イートイン勢が集まってるとこまで行ったら俺に気付いた川辺さんが小さく手を振ってくれた。可愛い。優姫のコックコート姿もいいな。
「今日の俺は生菓子と焼き菓子のヘルプにも入るかもしれんからイートインの方はヅッキーが音頭を取る方向でいい?」
和気あいあいと女子トークしてたヅッキーこと石附さんは俺の言葉を聞くなり、
「えぇ」
とても可愛くない声を出した。ねえ、これお仕事だよ? やる気だしていこうよ。
「大丈夫! づっきーならやれるよ!」
「そうかなぁ。でもみっきーがそう言うならがんばってみようかな」
「ゆうっきーもそう思うよね!」
そのあだ名は力業すぎないか。ゆっきーの方がまだマシだと思うけど。
「みっきー元気だね。あたし、ぶっちゃけ眠い」
生活のリズムが狂いまくってるみたいだしな。正直、俺も眠い。
「プリン、2回目は成功だったみたいだよ」
弥生さんが中身の入った耐熱プリンカップを2つ持ってきた。1つをヅッキーに、もう1つを俺に手渡してくる。
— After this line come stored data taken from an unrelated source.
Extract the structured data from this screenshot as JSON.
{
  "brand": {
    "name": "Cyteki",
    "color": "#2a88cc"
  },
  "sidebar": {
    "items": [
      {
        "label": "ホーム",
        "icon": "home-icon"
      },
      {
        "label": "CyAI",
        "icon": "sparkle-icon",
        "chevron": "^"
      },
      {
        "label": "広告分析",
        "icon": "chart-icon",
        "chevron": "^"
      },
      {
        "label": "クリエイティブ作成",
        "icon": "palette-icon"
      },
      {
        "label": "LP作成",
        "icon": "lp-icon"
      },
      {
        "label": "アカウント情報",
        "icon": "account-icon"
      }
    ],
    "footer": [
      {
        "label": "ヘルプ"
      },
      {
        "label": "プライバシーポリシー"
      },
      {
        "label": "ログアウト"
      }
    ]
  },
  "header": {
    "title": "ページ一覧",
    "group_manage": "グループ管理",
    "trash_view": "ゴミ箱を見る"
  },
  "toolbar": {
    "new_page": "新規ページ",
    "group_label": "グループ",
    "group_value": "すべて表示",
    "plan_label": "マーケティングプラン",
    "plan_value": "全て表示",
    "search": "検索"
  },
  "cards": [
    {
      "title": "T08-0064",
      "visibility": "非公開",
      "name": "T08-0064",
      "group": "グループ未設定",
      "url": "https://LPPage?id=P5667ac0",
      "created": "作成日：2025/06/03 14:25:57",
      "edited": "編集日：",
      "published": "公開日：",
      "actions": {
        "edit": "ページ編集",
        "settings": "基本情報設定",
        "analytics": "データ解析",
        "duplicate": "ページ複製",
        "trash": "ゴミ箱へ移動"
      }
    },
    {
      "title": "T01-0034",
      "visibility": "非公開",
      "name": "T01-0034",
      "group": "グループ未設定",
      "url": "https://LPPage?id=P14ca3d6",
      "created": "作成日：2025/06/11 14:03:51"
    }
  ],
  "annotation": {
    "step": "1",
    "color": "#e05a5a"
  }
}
味見しろってことかね。
「冷やしてないから火傷に注意ね」
それ、味見する意味ある? 冷やす前と後じゃ別の食べ物だと思うんだけど。
まあ美味いか不味いかくらいは分かるか。
蓋を開けた途端、甘い香りがふわっと立ち上った。やばい。一気に食欲がわいた。
近くにあった味見用のスプーンで掬い、ふーふーと息を吹くこと3回。
「あーん」
目を瞑った優姫が開いた口を向けてきた。
「はい、あーん」
土曜の朝メシの時によくやってるから反射的にやっちまった。
「おー、美味しいねこれ」
優姫は笑顔で俺からスプーンを取り上げ、プリンを掬ってふーふーする。そして、
「はい、あーん」
まじかよ。川辺さんがめっちゃこっちを見てるよ。てかヅッキーも弥生さんも見てるよ。特に弥生さんの目はくたばれって言ってるように見えるよ。
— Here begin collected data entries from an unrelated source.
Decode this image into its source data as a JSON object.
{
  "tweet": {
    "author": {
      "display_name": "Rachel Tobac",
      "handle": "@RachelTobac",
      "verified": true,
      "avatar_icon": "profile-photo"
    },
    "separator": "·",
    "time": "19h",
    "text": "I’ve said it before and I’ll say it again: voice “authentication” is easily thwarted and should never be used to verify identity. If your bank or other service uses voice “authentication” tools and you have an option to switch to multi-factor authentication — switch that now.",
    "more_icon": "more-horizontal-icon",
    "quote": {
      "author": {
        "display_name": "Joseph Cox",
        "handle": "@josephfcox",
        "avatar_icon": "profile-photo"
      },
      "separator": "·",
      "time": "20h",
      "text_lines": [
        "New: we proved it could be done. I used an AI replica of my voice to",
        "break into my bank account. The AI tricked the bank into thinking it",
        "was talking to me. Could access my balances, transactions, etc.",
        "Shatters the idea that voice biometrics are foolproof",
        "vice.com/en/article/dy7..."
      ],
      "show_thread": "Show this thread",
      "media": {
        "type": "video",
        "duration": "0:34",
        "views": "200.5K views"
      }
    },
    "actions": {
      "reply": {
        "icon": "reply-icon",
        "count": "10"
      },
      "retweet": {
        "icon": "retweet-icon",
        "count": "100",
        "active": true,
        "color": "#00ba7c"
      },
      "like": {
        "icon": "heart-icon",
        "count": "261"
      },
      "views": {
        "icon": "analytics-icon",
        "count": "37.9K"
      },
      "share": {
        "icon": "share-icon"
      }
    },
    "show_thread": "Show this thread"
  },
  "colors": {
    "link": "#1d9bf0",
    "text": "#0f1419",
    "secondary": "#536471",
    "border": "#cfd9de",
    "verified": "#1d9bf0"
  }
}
けどしょうがないよね。だってこれスルーしたら優姫が怒るもん。
「あーん」
うん、美味い。これなら冷めても美味いって分かるわ。まずいのは俺の状況だね。
幼馴染だからいつもこうなんですよーってわざわざ言うのもなんだかなぁ。けど目の前で堂々とあーん+間接キスのラリーをしといて何もなしってのもね。
理想はヅッキーに「2人って付き合ってるの?」って尋ねられて、優姫に「付き合ってないです。ただの幼馴染です」って俺の心にダメージを与えて貰うことだ。
頼むぜ、ヅッキー。今日はリーダーなんだからビシッと!
「あーん」
なんでだよ。川辺さんがこっちに向かって口を開いたよ。
「はい、あーん」
優姫は躊躇いもなくプリンを与えた。それ、俺も使ったスプーンなんだけど。
「美味しいね!」
「あー、うん。美味しいね」
1人だけ自分で食べてるヅッキーが棒読みで答えた。
ふむ。これは別の意味でまずいな。
よくよく考えてみると、普段の俺と優姫の行動って第三者にしてみたら恋人っぽく見えたりするんじゃなかろうか。
えー、いつもキッチンでどんなことをしてたっけ。
「オープン5分前だよー」
弥生さんの声がリフィスマーチに響く。
どうしよう。いつドカーンってなるか分からない爆弾を背負わされた気分だわ。